Bistro Cassis: A Taste of French Tradition in Midtown
Classically prepared escargots are topped with brioche croutons.
Photo by Valeria Nekhim
Bistro Cassis isn't interested in serving provocative, forward-leaning food. Quite the opposite. At this new midtown eatery, the focus is on adhering to culinary traditions and offering authentic French fare.
From the restaurant's menu to its decor, New York-based Restar Hospitality Group is trying to mimic a typical French brasserie experience, right down to the massive mural of the Paris Metro. Yet Cassis still feels too new and shiny to fully capture the rough-around-the-edges essence of a true bistro français. That said, the je ne sais quoi of such a place is tough to replicate, and what's important is the restaurant is trying hard.
It begins with the scrumptious baguette, which executive chef Cyrille Bolle makes fresh daily. Refills are unlimited and always warm, and at dinnertime, the bread comes with complimentary homemade chicken liver pâté.
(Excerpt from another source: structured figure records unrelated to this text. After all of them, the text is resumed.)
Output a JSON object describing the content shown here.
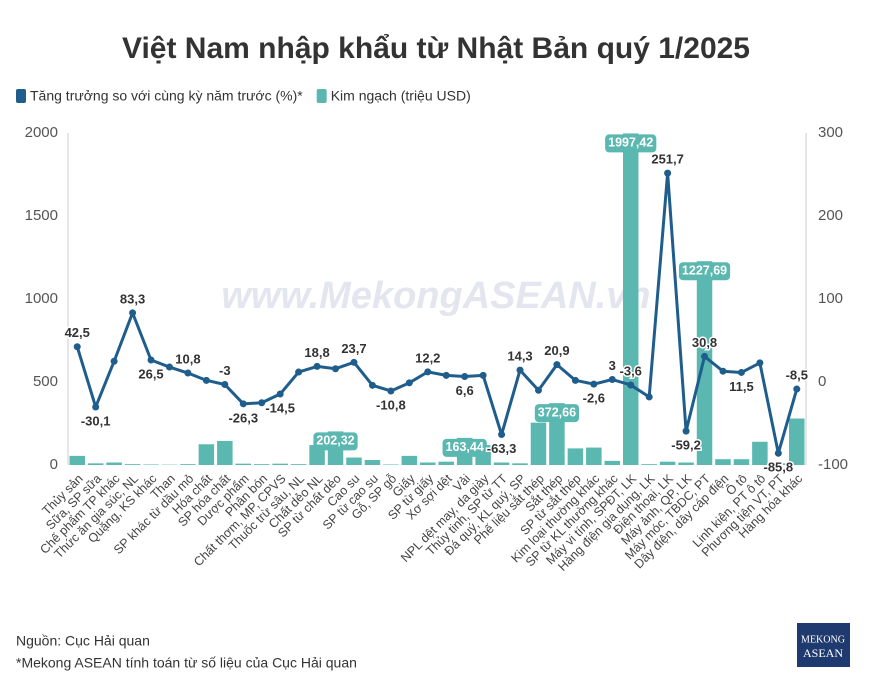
{
  "chart_data": {
    "type": "bar_line",
    "title": "Việt Nam nhập khẩu từ Nhật Bản quý 1/2025",
    "watermark": "www.MekongASEAN.vn",
    "categories": [
      "Thủy sản",
      "Sữa, SP sữa",
      "Chế phẩm TP khác",
      "Thức ăn gia súc, NL",
      "Quặng, KS khác",
      "Than",
      "SP khác từ dầu mỏ",
      "Hóa chất",
      "SP hóa chất",
      "Dược phẩm",
      "Phân bón",
      "Chất thơm, MP, CPVS",
      "Thuốc trừ sâu, NL",
      "Chất dẻo NL",
      "SP từ chất dẻo",
      "Cao su",
      "SP từ cao su",
      "Gỗ, SP gỗ",
      "Giấy",
      "SP từ giấy",
      "Xơ sợi dệt",
      "Vải",
      "NPL dệt may, da giày",
      "Thủy tinh, SP từ TT",
      "Đá quý, KL quý, SP",
      "Phế liệu sắt thép",
      "Sắt thép",
      "SP từ sắt thép",
      "Kim loại thường khác",
      "SP từ KL thường khác",
      "Máy vi tính, SPĐT, LK",
      "Hàng điện gia dụng, LK",
      "Điện thoại, LK",
      "Máy ảnh, QP, LK",
      "Máy móc, TBDC, PT",
      "Dây điện, dây cáp điện",
      "Ô tô",
      "Linh kiện, PT ô tô",
      "Phương tiện VT, PT",
      "Hàng hóa khác"
    ],
    "series": [
      {
        "name": "Tăng trưởng so với cùng kỳ năm trước (%)*",
        "type": "line",
        "axis": "y2",
        "color": "#1f5d8c",
        "values": [
          42.5,
          -30.1,
          25,
          83.3,
          26.5,
          18,
          10.8,
          2,
          -3,
          -26.3,
          -25,
          -14.5,
          12,
          18.8,
          16,
          23.7,
          -4,
          -10.8,
          -1,
          12.2,
          8,
          6.6,
          8,
          -63.3,
          14.3,
          -10,
          20.9,
          2,
          -2.6,
          3,
          -3.6,
          -18,
          251.7,
          -59.2,
          30.8,
          13,
          11.5,
          23,
          -85.8,
          -8.5
        ],
        "value_labels": [
          "42,5",
          "-30,1",
          null,
          "83,3",
          "26,5",
          null,
          "10,8",
          null,
          "-3",
          "-26,3",
          null,
          "-14,5",
          null,
          "18,8",
          null,
          "23,7",
          null,
          "-10,8",
          null,
          "12,2",
          null,
          "6,6",
          null,
          "-63,3",
          "14,3",
          null,
          "20,9",
          null,
          "-2,6",
          "3",
          "-3,6",
          null,
          "251,7",
          "-59,2",
          "30,8",
          null,
          "11,5",
          null,
          "-85,8",
          "-8,5"
        ]
      },
      {
        "name": "Kim ngạch (triệu USD)",
        "type": "bar",
        "axis": "y",
        "color": "#5bb8b1",
        "values": [
          55,
          10,
          15,
          5,
          3,
          2,
          5,
          125,
          145,
          8,
          5,
          8,
          5,
          120,
          202.32,
          45,
          30,
          3,
          55,
          15,
          20,
          163.44,
          120,
          15,
          10,
          255,
          372.66,
          100,
          105,
          25,
          1997.42,
          5,
          20,
          15,
          1227.69,
          35,
          35,
          140,
          10,
          280
        ],
        "value_labels": [
          null,
          null,
          null,
          null,
          null,
          null,
          null,
          null,
          null,
          null,
          null,
          null,
          null,
          null,
          "202,32",
          null,
          null,
          null,
          null,
          null,
          null,
          "163,44",
          null,
          null,
          null,
          null,
          "372,66",
          null,
          null,
          null,
          "1997,42",
          null,
          null,
          null,
          "1227,69",
          null,
          null,
          null,
          null,
          null
        ]
      }
    ],
    "ylim": [
      0,
      2000
    ],
    "yticks": [
      0,
      500,
      1000,
      1500,
      2000
    ],
    "y2lim": [
      -100,
      300
    ],
    "y2ticks": [
      -100,
      0,
      100,
      200,
      300
    ],
    "grid": false,
    "legend": "top-left",
    "notes": [
      "Nguồn: Cục Hải quan",
      "*Mekong ASEAN tính toán từ số liệu của Cục Hải quan"
    ],
    "logo": [
      "MEKONG",
      "ASEAN"
    ]
  }
}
Born in the Lorraine region of France, Bolle had a restaurant in St. Maarten before moving to Miami and landing a position at the now-defunct Nothing but the Best.
"We wanted to find someone who was very well-versed in tradition and making things the right way, without shortcuts,” Cassis co-owner Jason Machado says of Bolle.
French chef Cyrille Bolle with homemade chicken liver pâté.
Photo by Laine Doss
Take, for instance, the escargots in a garlic-and-herb butter sauce. The chef caps each scintillating snail with a brioche crouton. The rich, herbaceous liquid is the best part of any well-prepared escargot dish, and the crunchy bits of bread absorb it brilliantly. Still, it's tempting to use some of the baguette to sop up the sauce.
Some eateries cut corners and use chicken stock instead of beef or veal stock to prepare French onion soup, but Bolle favors veal. He also goes for Gruyère cheese, not Swiss. The satiating starter has a wonderful aroma and balanced flavor without a fatty taste.
A generous serving of mussels cooked in a sauce of white wine, garlic, and onion was less commendable. The bivalves were slightly acrid, and the broth was watery and underseasoned. However, the next fish dish, sole meunière, was just right. Bolle lacquers the meat with a classic brown-butter sauce featuring the perfect amount of citrus. He then plates it with crisp haricots verts and roasted potatoes.
By meal's end, my dinner guest and I were stuffed. Our tab, including two glasses of vino, tax, and tip, totaled less than $100. When the manager stopped by to inquire about our experience –– a gesture that's not as common as it ought to be — we emphatically replied we'd be back.